Discussion: Complex regional pain syndrome (CRPS, formerly known as Sudeck dystrophie) may develop following limb trauma, lesions of the peripheral or central nervous system or fractures. Incidence ranges in adults from 5.46 to 26.2/100,000/y. In the pediatric population it is even less common. Diagnosis is based on clinical criteria by the International Association for the Study of Pain. The clinical triad includes autonomic, sensory, and motor disturbances. Pathophysiological concepts discussed are neuroinflammation, pathological regulation of the sympathetic nervous system and affection of the central nervous system.
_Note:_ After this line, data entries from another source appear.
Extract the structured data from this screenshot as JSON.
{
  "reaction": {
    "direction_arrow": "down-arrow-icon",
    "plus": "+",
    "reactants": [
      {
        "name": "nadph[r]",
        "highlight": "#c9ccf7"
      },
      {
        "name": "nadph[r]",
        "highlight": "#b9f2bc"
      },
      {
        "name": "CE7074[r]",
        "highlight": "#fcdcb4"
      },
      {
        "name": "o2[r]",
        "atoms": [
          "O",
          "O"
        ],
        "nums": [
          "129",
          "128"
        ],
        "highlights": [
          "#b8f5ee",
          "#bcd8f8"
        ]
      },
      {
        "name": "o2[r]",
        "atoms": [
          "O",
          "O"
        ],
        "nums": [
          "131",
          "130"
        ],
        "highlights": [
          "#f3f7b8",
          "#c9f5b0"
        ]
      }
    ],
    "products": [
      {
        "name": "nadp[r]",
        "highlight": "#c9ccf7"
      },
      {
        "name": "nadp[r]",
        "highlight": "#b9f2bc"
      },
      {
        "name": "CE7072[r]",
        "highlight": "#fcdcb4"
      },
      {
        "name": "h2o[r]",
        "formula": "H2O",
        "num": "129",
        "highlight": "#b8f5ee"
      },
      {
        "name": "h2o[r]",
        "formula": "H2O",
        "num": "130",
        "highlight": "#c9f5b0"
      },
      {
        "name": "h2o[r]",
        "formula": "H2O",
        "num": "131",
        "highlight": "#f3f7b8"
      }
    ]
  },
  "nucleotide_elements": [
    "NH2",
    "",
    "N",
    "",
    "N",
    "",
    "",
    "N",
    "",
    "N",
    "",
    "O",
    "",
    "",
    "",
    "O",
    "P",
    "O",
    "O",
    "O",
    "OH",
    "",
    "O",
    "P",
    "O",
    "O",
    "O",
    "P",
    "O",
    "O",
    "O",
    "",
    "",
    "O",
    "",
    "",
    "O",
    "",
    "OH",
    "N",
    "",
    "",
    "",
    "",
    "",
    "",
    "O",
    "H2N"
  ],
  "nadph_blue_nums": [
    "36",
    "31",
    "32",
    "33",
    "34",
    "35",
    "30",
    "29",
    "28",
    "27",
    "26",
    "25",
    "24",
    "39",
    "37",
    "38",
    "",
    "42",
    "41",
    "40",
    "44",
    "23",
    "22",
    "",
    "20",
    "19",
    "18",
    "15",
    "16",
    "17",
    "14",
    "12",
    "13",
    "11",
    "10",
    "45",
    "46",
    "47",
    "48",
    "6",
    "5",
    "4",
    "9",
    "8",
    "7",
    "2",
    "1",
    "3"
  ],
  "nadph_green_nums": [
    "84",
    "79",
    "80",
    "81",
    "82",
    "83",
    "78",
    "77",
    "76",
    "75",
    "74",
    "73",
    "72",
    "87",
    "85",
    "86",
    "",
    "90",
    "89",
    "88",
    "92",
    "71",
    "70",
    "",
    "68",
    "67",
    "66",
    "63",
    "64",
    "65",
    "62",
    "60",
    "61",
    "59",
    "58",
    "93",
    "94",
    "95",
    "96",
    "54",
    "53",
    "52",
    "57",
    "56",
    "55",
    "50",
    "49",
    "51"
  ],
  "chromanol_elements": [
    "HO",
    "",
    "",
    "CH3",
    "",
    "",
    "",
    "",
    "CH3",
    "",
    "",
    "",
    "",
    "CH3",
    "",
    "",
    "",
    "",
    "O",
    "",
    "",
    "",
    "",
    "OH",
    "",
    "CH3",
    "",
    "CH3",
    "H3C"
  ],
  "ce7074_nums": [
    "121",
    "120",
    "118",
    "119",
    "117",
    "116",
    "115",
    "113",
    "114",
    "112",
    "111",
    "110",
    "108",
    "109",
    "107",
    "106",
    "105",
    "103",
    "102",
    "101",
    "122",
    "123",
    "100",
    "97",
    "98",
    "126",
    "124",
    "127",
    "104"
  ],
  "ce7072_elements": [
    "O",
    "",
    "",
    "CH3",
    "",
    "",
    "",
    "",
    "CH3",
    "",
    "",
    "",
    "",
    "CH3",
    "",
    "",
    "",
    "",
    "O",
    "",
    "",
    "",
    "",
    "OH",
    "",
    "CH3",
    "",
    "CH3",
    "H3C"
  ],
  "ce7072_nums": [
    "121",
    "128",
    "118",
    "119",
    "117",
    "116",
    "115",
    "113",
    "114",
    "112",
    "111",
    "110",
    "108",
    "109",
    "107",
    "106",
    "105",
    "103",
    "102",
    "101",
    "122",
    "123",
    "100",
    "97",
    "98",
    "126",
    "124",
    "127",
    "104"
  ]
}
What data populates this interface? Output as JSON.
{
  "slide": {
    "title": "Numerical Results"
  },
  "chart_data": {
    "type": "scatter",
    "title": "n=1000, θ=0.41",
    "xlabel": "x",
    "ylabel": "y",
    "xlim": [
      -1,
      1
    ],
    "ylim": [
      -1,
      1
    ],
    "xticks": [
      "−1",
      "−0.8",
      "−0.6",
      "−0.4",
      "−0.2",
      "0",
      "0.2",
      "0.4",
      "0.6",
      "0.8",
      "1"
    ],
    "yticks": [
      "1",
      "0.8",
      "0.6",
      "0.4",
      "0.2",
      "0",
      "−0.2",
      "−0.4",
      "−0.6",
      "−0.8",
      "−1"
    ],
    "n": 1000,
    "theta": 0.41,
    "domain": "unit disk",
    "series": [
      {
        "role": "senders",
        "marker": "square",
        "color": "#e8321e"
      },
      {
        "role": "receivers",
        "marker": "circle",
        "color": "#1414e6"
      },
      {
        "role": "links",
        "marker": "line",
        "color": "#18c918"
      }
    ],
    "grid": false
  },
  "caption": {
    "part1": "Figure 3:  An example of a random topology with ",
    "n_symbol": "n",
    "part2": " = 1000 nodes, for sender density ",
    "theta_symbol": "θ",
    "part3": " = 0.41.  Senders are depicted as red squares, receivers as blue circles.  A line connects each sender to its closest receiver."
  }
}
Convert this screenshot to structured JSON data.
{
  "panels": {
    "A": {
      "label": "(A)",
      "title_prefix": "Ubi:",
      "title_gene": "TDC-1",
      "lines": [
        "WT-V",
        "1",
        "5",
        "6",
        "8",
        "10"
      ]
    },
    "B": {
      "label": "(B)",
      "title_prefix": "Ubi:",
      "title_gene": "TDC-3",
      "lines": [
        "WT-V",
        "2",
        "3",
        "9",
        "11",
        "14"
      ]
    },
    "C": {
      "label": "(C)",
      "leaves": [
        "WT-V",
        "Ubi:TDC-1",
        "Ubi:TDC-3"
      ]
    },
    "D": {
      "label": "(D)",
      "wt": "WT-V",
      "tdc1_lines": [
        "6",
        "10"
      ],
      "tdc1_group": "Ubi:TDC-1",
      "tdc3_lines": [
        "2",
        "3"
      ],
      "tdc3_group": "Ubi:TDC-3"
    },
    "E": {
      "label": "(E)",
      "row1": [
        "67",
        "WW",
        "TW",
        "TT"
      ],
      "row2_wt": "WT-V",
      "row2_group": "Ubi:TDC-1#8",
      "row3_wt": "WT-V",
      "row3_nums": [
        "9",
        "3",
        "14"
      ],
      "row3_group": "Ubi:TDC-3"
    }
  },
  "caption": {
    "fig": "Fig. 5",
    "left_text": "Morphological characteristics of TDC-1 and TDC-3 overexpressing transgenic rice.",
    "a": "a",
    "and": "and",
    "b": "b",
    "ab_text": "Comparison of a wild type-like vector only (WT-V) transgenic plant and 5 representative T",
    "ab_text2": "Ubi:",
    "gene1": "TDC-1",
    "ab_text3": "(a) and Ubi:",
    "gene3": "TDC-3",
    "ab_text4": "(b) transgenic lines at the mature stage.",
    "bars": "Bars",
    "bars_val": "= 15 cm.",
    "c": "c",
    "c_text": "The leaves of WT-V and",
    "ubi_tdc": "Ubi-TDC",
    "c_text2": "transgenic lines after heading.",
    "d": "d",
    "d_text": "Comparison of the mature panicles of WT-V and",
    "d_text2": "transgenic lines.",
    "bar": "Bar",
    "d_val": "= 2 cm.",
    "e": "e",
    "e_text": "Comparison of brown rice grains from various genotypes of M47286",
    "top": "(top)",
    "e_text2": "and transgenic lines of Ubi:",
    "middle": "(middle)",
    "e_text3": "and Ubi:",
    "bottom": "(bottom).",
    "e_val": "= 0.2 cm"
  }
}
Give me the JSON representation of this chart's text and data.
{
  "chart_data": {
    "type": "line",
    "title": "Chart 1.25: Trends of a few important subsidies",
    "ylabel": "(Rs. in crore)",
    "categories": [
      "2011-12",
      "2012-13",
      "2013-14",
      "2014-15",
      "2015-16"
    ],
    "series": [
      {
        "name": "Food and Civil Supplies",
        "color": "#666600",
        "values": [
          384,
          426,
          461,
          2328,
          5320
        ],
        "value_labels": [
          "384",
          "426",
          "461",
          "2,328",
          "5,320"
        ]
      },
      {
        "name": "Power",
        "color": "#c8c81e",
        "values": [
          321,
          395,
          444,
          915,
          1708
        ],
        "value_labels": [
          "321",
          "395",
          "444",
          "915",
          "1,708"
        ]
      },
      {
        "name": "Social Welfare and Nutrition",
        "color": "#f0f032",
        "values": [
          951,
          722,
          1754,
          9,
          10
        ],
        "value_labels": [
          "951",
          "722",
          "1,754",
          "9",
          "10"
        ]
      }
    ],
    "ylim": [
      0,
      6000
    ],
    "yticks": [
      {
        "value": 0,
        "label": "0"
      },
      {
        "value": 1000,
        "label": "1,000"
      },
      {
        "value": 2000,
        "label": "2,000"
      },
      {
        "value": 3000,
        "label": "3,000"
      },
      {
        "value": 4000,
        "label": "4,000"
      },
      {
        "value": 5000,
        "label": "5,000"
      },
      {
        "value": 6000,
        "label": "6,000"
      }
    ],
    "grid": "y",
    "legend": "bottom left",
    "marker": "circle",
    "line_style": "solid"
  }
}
Therapy includes early physical and occupational therapy.
CRPS after vaccination is described after immunization against rubella and hepatitis B. Recently in literature there were first cases published of CRPS I after immunization with Gardasil, suggesting a higher risk of developing this complication compared with other vaccines.
Conclusion: CRPS normally develops after trauma, fractures or lesions of the central or peripheral nervous system. However, immunization may also cause CRPS. Therefore, CRPS should be considered in patients with typical symptoms after vaccination.